We selected six highly variable regions in the cp genomes with a nucleotide variability (Pi) higher than 0.06 (Fig. 6). These regions were four intergenic spacer regions: rps16-trnQ-UUG (0.0790), ndhF-rpl32 (0.0758), rpoB-trnC-GCA (0.0630), rps11-rpl36 (0.0624), and two plastid genes ycf1 (0.1174), ndhA (0.0624) within the coding regions. Among these regions, ndhF-rpl32 was located at the IRb/SSC junction, ycf1 crossed the SSC/IRa border. ndhA was situated in the SSC region, whereas three of six (rps16-trnQ-UUG, rpoB-trnC-GCA and rps11-rpl36) were located in the LSC region (Fig. 6). These divergence hotspots could serve as significant genetic markers for species delimitation and phylogeographic analyses.
Phylogenomic Analysis
To determine the phylogenetic positions of Pholidota species and better clarify their evolutionary relationships, we constructed phylogenetic trees based on the complete plastome sequences of 22 species with maximum likelihood (ML) and Bayesian inference (BI) methods. In addition to the 13 newly sequenced genomes, three published cp genomes of Pholidota and four published cp genomes from other genera Bulleyia, Coelogyne and Panisea were also retrieved for analyses. Two species of genus Pleione were selected as outgroups based on previously reported relationships [17]. The ML and BI phylogenetic analyses yielded consistent topologies. The phylogram of the ML tree with the support values at the nodes is shown in Fig. 7.
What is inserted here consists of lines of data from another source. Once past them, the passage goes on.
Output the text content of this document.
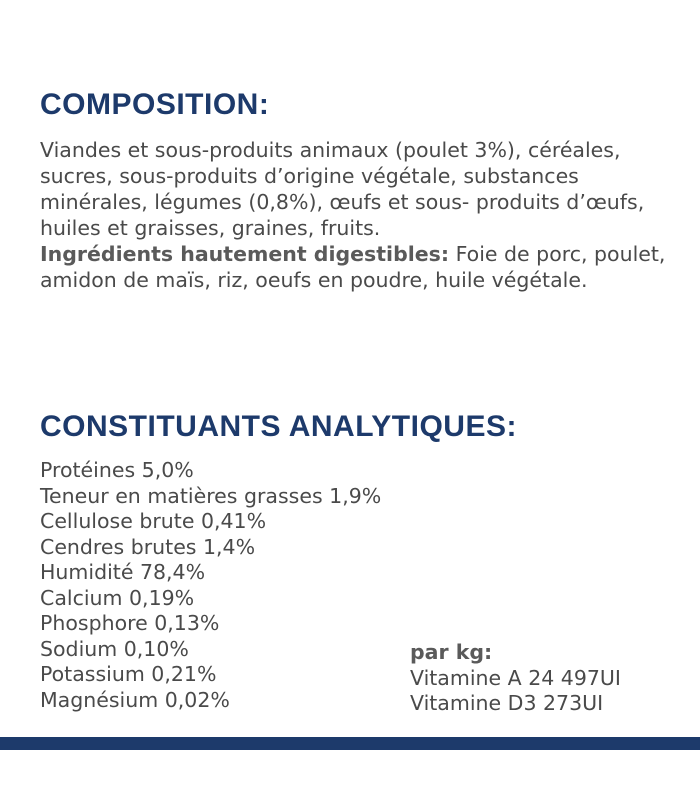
COMPOSITION:

Viandes et sous-produits animaux (poulet 3%), céréales, sucres, sous-produits d’origine végétale, substances minérales, légumes (0,8%), œufs et sous- produits d’œufs, huiles et graisses, graines, fruits.
Ingrédients hautement digestibles: Foie de porc, poulet, amidon de maïs, riz, oeufs en poudre, huile végétale.

CONSTITUANTS ANALYTIQUES:
Protéines 5,0%
Teneur en matières grasses 1,9%
Cellulose brute 0,41%
Cendres brutes 1,4%
Humidité 78,4%
Calcium 0,19%
Phosphore 0,13%
Sodium 0,10%
Potassium 0,21%
Magnésium 0,02%
par kg:
Vitamine A 24 497UI
Vitamine D3 273UI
The sampled species of Pholidota were generally separated into two main clades, namely clades A and B (Fig. 7). As the earliest differentiated lineage, clade B including an accession of species P. ventricosa, was placed as an unsupported sister to the remaining members of Pholidota. Clade A (PP = 1.0, BP = 100) containing most other sampled Pholidota species was further divided into three well-supported lineages, designated as subclades I, III, and IV that were found each related to the other genera of the subtribe Coelogyninae. Of the three subclades, subclade I consists of P. imbricata and P. pallida, forming the sister clades to P. articulata, and P. chinensis. Subclade II, which includes two sampled species of Coelogyne (C. fimbriata, C. ovalis), was strongly supported as the sister to subclade I (PP = 1.0, BP = 100). Within clade III, an accession of Panisea uniflora, fell within the lineage with accessions of P. longipes, P. niana, and P. protracta, constituting a strongly supported monophyletic group (PP = 1.0, BP = 100), with the former two as the closest sisters. Clade IV consisting of monotypic genus Bulleyia, with its sole representative, B. yunnanensis, together with six accessions of Pholidota, formed a robust monophyletic lineage (PP = 1.0, BP = 100). A small clade with accessions of P. cantonensis and P. missionariorum was placed as successive sisters to the clade with accessions of P. leveilleana, P. wenshanica and two accessions of P. yunnanensis (PP = 1.0, BP = 100).